Construir nuevas rutinas: una segunda Navidad
Cuando la Navidad no se pasa con los hijos, aparece un segundo reto: qué hacer con ese tiempo. Real aconseja no dejarlo a la improvisación: “Lo peor que se puede hacer es entrar en modo espera, dejarse caer en el sofá y dejar pasar las horas”. Una estrategia útil es crear nuevas rutinas significativas: “Cenar con amigos, hacer una actividad pendiente, estrenar un pequeño ritual propio o incluso dedicar una noche al autocuidado intencional”. Alonso propone crear lo que llama “la segunda Navidad”: una celebración alternativa que siempre ocurra cuando los hijos regresen a casa. Puede ser montar juntos el árbol, preparar su comida favorita o abrir un regalo simbólico: “Los niños lo viven con ilusión porque no compite con nada: se suma. Y tener una fecha esperada, propia, ayuda a reconstruir el sentido del hogar”.

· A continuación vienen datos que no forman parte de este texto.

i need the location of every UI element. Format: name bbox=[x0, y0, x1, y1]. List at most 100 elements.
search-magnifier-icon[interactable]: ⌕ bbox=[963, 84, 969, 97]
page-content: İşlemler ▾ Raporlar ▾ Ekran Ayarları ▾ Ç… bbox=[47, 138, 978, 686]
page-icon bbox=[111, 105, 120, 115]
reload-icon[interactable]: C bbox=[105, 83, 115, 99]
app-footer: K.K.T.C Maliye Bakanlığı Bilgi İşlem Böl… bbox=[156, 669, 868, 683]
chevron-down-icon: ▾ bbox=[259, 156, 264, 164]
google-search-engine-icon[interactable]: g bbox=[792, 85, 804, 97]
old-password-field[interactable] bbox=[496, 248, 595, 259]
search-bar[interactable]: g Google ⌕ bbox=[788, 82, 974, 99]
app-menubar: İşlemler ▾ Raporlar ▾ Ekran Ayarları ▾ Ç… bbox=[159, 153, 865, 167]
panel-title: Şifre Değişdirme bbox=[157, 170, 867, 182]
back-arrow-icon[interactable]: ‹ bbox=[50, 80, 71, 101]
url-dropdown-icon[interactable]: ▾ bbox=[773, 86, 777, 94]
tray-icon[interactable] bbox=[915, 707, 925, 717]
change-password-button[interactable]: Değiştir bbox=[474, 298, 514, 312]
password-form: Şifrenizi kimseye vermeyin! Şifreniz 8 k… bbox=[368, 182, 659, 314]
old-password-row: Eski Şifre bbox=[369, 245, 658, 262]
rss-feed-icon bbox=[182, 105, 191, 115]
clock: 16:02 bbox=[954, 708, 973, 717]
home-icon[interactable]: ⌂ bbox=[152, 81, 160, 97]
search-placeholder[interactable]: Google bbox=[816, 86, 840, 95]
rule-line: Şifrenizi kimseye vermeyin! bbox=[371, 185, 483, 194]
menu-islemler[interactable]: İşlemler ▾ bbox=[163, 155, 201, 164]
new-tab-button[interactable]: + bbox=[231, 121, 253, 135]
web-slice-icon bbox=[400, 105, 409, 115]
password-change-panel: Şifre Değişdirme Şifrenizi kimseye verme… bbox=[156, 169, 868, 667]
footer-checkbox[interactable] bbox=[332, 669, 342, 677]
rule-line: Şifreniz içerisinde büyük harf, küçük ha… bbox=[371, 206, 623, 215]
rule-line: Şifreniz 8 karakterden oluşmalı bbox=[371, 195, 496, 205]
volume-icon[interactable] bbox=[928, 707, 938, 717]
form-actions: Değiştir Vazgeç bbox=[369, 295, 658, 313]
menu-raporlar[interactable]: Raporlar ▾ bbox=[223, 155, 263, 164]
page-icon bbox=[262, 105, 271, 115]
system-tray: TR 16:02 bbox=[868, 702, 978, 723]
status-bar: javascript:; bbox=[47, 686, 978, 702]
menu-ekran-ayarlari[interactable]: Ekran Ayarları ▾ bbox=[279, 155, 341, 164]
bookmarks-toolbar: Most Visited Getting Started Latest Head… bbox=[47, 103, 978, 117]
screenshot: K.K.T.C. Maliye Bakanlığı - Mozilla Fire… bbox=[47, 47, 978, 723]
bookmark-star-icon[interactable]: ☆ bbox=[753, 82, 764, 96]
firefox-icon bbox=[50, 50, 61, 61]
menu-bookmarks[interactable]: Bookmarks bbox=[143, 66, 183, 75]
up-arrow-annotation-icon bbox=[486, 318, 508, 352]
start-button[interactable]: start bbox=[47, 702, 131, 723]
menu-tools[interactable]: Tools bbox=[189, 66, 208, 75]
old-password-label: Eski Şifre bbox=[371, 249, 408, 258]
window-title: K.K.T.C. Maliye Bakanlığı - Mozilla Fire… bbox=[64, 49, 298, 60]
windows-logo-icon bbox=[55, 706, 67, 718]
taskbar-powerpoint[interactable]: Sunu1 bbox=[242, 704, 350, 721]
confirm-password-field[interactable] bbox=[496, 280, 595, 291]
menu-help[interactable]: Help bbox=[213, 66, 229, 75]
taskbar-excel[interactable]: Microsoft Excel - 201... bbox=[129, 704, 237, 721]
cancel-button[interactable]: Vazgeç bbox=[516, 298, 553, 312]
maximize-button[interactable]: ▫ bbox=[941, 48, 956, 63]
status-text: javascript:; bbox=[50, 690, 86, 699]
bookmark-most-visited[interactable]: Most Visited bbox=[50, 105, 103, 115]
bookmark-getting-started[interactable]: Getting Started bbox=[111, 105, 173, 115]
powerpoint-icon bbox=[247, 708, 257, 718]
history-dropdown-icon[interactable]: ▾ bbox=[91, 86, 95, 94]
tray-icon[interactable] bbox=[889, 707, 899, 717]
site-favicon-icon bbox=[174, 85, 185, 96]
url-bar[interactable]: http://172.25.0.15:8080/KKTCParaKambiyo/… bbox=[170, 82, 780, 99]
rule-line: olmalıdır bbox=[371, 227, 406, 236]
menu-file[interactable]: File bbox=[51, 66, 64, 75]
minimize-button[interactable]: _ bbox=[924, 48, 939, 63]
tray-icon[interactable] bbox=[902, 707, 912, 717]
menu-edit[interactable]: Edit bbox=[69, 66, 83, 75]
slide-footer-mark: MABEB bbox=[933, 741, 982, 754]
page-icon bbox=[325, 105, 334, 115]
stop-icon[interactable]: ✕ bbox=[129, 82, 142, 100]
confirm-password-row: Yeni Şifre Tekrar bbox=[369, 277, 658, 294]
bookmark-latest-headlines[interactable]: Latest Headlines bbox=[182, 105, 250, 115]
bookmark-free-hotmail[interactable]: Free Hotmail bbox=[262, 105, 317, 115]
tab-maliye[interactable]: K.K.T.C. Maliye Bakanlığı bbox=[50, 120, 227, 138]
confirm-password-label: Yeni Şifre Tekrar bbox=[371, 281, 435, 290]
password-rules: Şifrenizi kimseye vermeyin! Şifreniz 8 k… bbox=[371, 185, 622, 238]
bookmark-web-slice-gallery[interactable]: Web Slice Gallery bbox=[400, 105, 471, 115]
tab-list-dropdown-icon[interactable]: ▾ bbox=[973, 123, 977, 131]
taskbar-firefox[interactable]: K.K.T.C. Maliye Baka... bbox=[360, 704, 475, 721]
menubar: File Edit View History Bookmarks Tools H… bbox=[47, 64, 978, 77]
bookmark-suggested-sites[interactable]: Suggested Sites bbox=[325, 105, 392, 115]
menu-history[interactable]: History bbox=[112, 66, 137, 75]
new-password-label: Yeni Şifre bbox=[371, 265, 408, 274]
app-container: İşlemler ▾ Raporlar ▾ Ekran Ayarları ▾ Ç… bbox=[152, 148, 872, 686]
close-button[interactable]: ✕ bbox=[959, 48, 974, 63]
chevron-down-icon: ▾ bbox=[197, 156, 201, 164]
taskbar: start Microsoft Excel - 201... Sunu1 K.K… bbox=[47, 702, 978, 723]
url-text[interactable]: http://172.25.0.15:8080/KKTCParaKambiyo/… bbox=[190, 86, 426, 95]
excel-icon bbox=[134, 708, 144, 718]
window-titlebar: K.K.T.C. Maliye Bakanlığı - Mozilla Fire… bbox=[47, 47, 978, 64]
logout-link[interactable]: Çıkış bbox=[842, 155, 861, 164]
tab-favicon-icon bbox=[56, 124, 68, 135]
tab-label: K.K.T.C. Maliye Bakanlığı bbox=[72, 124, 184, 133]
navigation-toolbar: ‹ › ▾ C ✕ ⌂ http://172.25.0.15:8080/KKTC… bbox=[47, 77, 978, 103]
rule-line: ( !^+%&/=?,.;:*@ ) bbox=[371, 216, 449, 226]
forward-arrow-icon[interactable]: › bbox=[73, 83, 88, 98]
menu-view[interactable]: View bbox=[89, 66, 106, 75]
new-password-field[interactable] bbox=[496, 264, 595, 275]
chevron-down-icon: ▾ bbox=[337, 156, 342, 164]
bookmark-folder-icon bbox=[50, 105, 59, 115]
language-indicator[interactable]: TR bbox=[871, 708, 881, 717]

Es natural querer hablar con los hijos cuando no están, mandarles un mensaje o hacer una videollamada. Alonso recomienda que el contacto sea breve, cariñoso y sin preguntas que generen presión: “Evitar comentarios como “¿te lo estás pasando bien?” o “¿qué estáis haciendo?”, que pueden provocar culpa o la sensación de tener que justificar su alegría. El vínculo no se reafirma controlando, sino transmitiendo seguridad”.
Ambos psicólogos coinciden en que parte del sufrimiento en estas fechas proviene de creencias muy arraigadas sobre cómo debería ser una familia o una Navidad. “Si aprendimos a interpretar la separación como un fracaso, la Navidad sin hijos se vive como una prueba de ese fracaso. Pero esas ideas no son verdades universales; son narrativas aprendidas. Y pueden cambiarse”, retoma Real. “Si aprendimos a pensar que una Navidad sin hijos es un desastre, también podemos aprender a verla como una etapa diferente, no deseada quizá, pero tampoco definitiva ni destructiva”.
La manera en que un adulto gestiona las fiestas es un espejo emocional para sus hijos. Real recuerda que los menores aprenden mucho más de cómo ven que un adulto se sostiene en los días difíciles que de cualquier discurso: “No es tu culpa sentirte mal, pero sí es tu responsabilidad decidir qué haces con ese malestar”. La pregunta, concluye Alonso, no es “¿cómo evitar que duela?”, sino “¿cómo puedo vivir esto de manera que les transmita a los hijos seguridad, amor y la certeza de que seguimos siendo familia, incluso desde dos casas?”.